Five Chinese students were killed, 34 injured and another 13 missing in a fire that swept through a dormitory block in Moscow in the early hours Monday, according to the Ministry of Foreign Affairs.
The fire, possibly caused by an electrical fault, killed 36 foreign students and injured 200 others at Moscow's Patrice Lumumba People's Friendship University, local officials said.
It is possible that the missing Chinese students are among the 36 victims, an official at the Chinese Embassy in Moscow said Monday.
He said the injured Chinese students had been sent to seven local hospitals.
President Hu Jintao, after hearing the news, urged the Ministry of Foreign Affairs, the Ministry of Education and the Chinese Embassy in Moscow to keep in touch with the Russian side to get the full facts about the situation.

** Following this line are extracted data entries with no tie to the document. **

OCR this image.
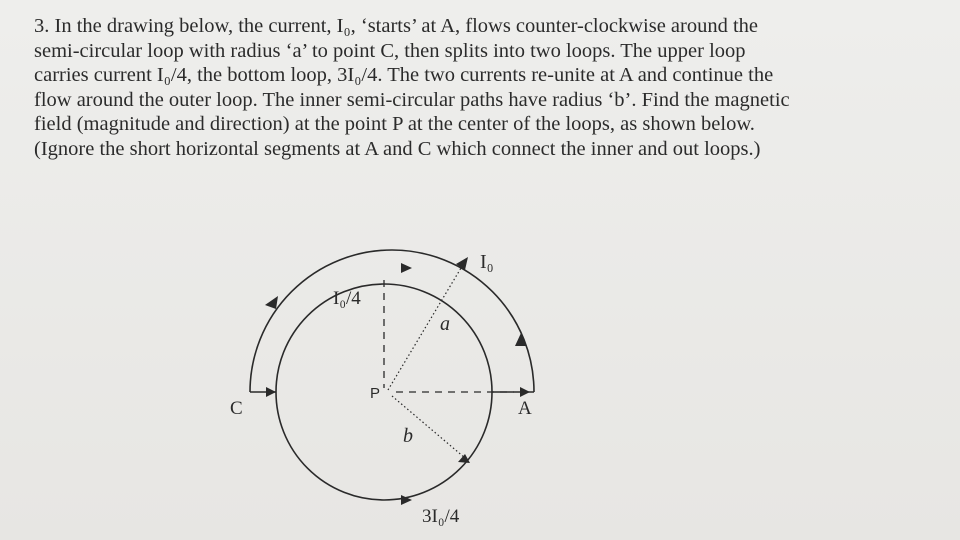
3. In the drawing below, the current, I₀, ‘starts’ at A, flows counter-clockwise around the
semi-circular loop with radius ‘a’ to point C, then splits into two loops. The upper loop
carries current I₀/4, the bottom loop, 3I₀/4. The two currents re-unite at A and continue the
flow around the outer loop. The inner semi-circular paths have radius ‘b’. Find the magnetic
field (magnitude and direction) at the point P at the center of the loops, as shown below.
(Ignore the short horizontal segments at A and C which connect the inner and out loops.)
I₀
I₀/4
3I₀/4
a
b
P
A
C
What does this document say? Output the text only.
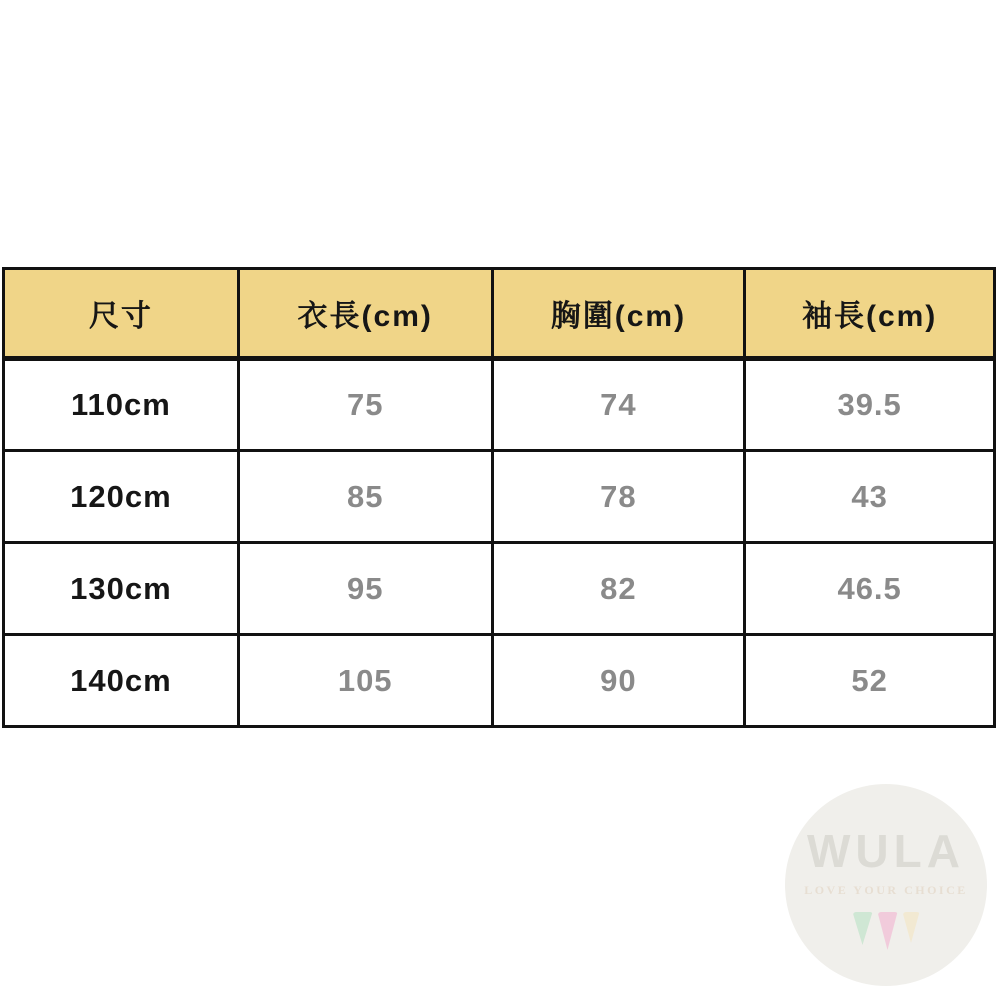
尺寸	衣長(cm)	胸圍(cm)	袖長(cm)
110cm	75	74	39.5
120cm	85	78	43
130cm	95	82	46.5
140cm	105	90	52
WULA
LOVE YOUR CHOICE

President Hu and Premier Wen Jiabao also urged the ministries and the embassy to look after the injured Chinese students and locate the missing ones.
Chinese Ambassador to Russia Liu Guchang and other Chinese embassy officials there went to the site to assist with the rescue work.
About 80 Chinese students live in the part of the building where the fire took place. The official added that the embassy is helping to confirm the identity of the injured Chinese.
Many casualties were caused when students jumped from windows to escape the blaze in the crowded five-storey block housing students from the developing world.
"People were jumping from the windows because it started on the second floor and there was no other way out," Richard Mallobe, a sociology student from Liberia, told reporters. "It was absolutely horrible.
"It happened very fast. Some people jumped and were burnt so we tried to get them into ambulances."
Among the casualties were students from China, Bangladesh, Viet Nam and a number of African countries, a foreign-student union told Interfax news agency.
"Twenty-eight people died inside the building, three bodies were discovered outside and one person died later," a city police spokesman said.
He said 139 people had been treated for injuries and a total of 272 people, including students from China, Viet Nam, Ecuador, Tahiti, Afghanistan, Tajikistan, and Angola were registered as living in the block.
Moscow mayor Yuri Luzhkov told NTV that investigators suspected the fire was caused by an electrical fault.
"It is difficult to talk about the cause," he said. "According to preliminary information, which we have now investigated, the cause was domestic. Most likely, there was a short circuit in room 203."
However, Russian agencies reported a criminal investigation had been opened and authorities were not ruling out arson.
The university, founded in 1960, was named after Congo's first president after the African nation gained independence from Belgium. It was designed to provide education to students from the developing world.